И Марьям стала меня избегать, сторониться, приходить к самому звонку. Я сгорал от стыда, так ужасен казался мне мой поступок, сгорал от стыда и отчаяния.

Сижу в классе или дома за уроками и все вижу ее лицо, голубые лучистые глаза, волосы цвета майского меда, слышу ее голос, такой тихий, когда она говорит, и такой удивительный, когда поет.

Как попросить у нее прощение за это мое грубое, испугавшее ее пожатие руки? Как убедить, что мне от нее ничего, ничего не нужно, только бы видеть ее улыбку, искорки глаз. Я был счастлив уже тем, что она живет со мной на земле, в одном ауле, мы учимся в одной школе. Мне нужно было просто ее видеть, а видеть ее я хотел всегда.

Она же сторонилась меня, больше не оглядывалась, когда мы сталкивались на улице или на школьном дворе. Она смотрела теперь всегда на свои красные чувяки. Я знал, что виноват, и молча нес кару. Так прошел весь январь, длинный, холодный, тоскливый январь. Я чуть не отморозил себе ноги, поджидая вечерами Марьям у дома Юсупа. (Марьям, чтобы попасть домой, нужно было пройти мимо дома моего друга). Юсуп тоже мерз со мной. Марьям проходила мимо нас молча, смотря на острые носки своих азиатских галош, чувяки она сменила на галоши, так как выпал снег.

— Марьям, — часто говорил ей Юсуп, — два слова тебе сказать надо.

— Не могу, Юсуп, — не останавливаясь отвечала Марьям, — уроков много, — и чуть ли не бегом проходила мимо нас.

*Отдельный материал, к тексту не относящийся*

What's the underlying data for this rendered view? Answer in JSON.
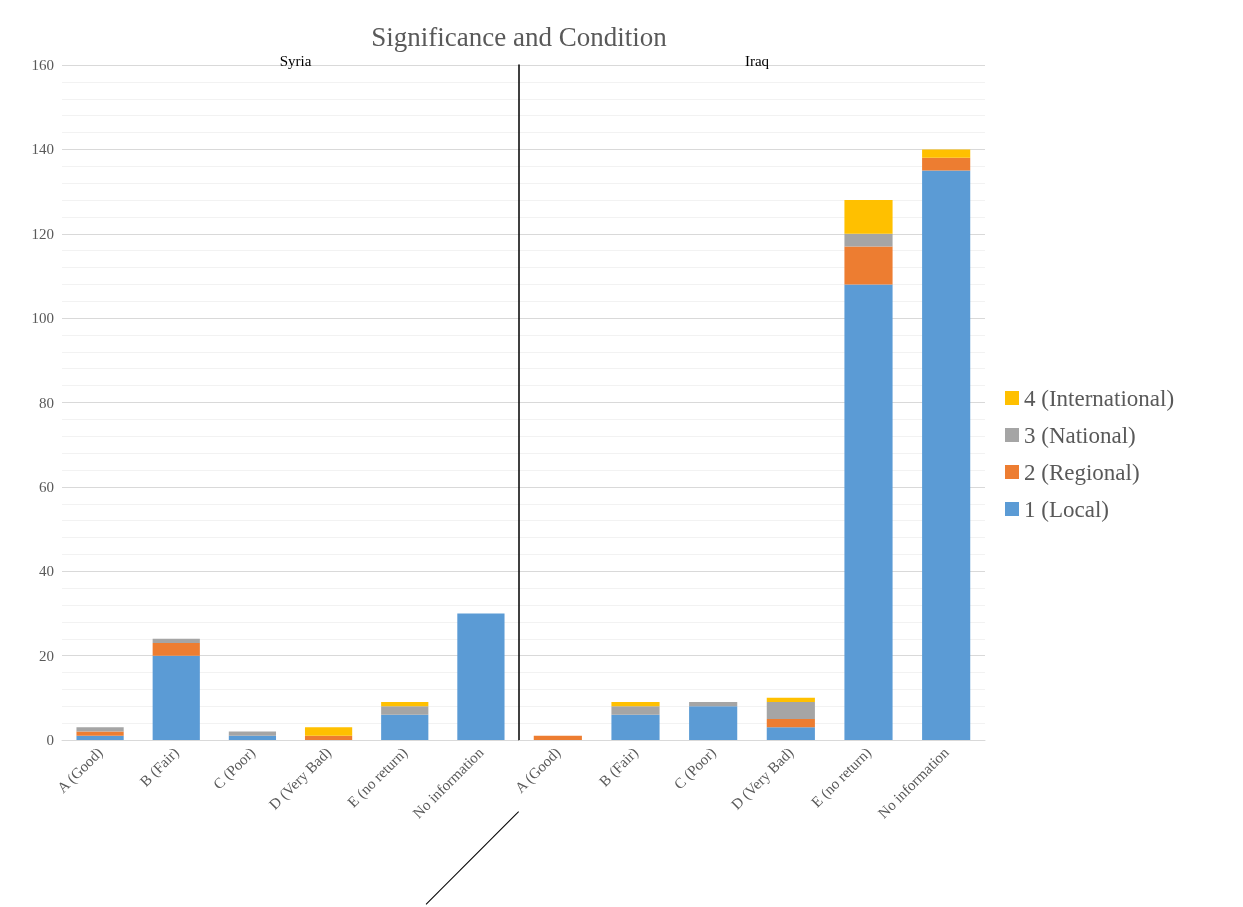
{
  "chart_data": [
    {
      "type": "bar",
      "title": "Significance and Condition",
      "subtitle": "Syria",
      "stacked": true,
      "categories": [
        "A (Good)",
        "B (Fair)",
        "C (Poor)",
        "D (Very Bad)",
        "E (no return)",
        "No information"
      ],
      "series": [
        {
          "color": "#5b9bd5",
          "values": [
            1,
            20,
            1,
            0,
            6,
            30
          ]
        },
        {
          "color": "#ed7d31",
          "values": [
            1,
            3,
            0,
            1,
            0,
            0
          ]
        },
        {
          "color": "#a5a5a5",
          "values": [
            1,
            1,
            1,
            0,
            2,
            0
          ]
        },
        {
          "color": "#ffc000",
          "values": [
            0,
            0,
            0,
            2,
            1,
            0
          ]
        }
      ],
      "ylim": [
        0,
        160
      ],
      "yticks": [
        0,
        20,
        40,
        60,
        80,
        100,
        120,
        140,
        160
      ],
      "grid": "y",
      "legend": false
    },
    {
      "type": "bar",
      "subtitle": "Iraq",
      "stacked": true,
      "categories": [
        "A (Good)",
        "B (Fair)",
        "C (Poor)",
        "D (Very Bad)",
        "E (no return)",
        "No information"
      ],
      "series": [
        {
          "name": "1 (Local)",
          "color": "#5b9bd5",
          "values": [
            0,
            6,
            8,
            3,
            108,
            135
          ]
        },
        {
          "name": "2 (Regional)",
          "color": "#ed7d31",
          "values": [
            1,
            0,
            0,
            2,
            9,
            3
          ]
        },
        {
          "name": "3 (National)",
          "color": "#a5a5a5",
          "values": [
            0,
            2,
            1,
            4,
            3,
            0
          ]
        },
        {
          "name": "4 (International)",
          "color": "#ffc000",
          "values": [
            0,
            1,
            0,
            1,
            8,
            2
          ]
        }
      ],
      "ylim": [
        0,
        160
      ],
      "yticks": [
        0,
        20,
        40,
        60,
        80,
        100,
        120,
        140,
        160
      ],
      "grid": "y",
      "legend": "right",
      "tick_labels": "x"
    }
  ]
}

— Ну, чего ты молчишь, ты что, немой? Ну, скажи ей хоть слово, — ругал меня Юсуп.

Я краснел и молчал.

Как-то, стоя на своей бесполезной вахте, мы увидели Марьям, а за нею по следам, что-то ей говоря, и чем-то убеждая, спешил Хасай, сын председателя колхоза. Следом трусил Ата, известный в ауле своей физической силой. Он был гораздо старше нас, но водился всегда с ребятами нашего возраста, был добровольным подхалимом и телохранителем председательского сынка.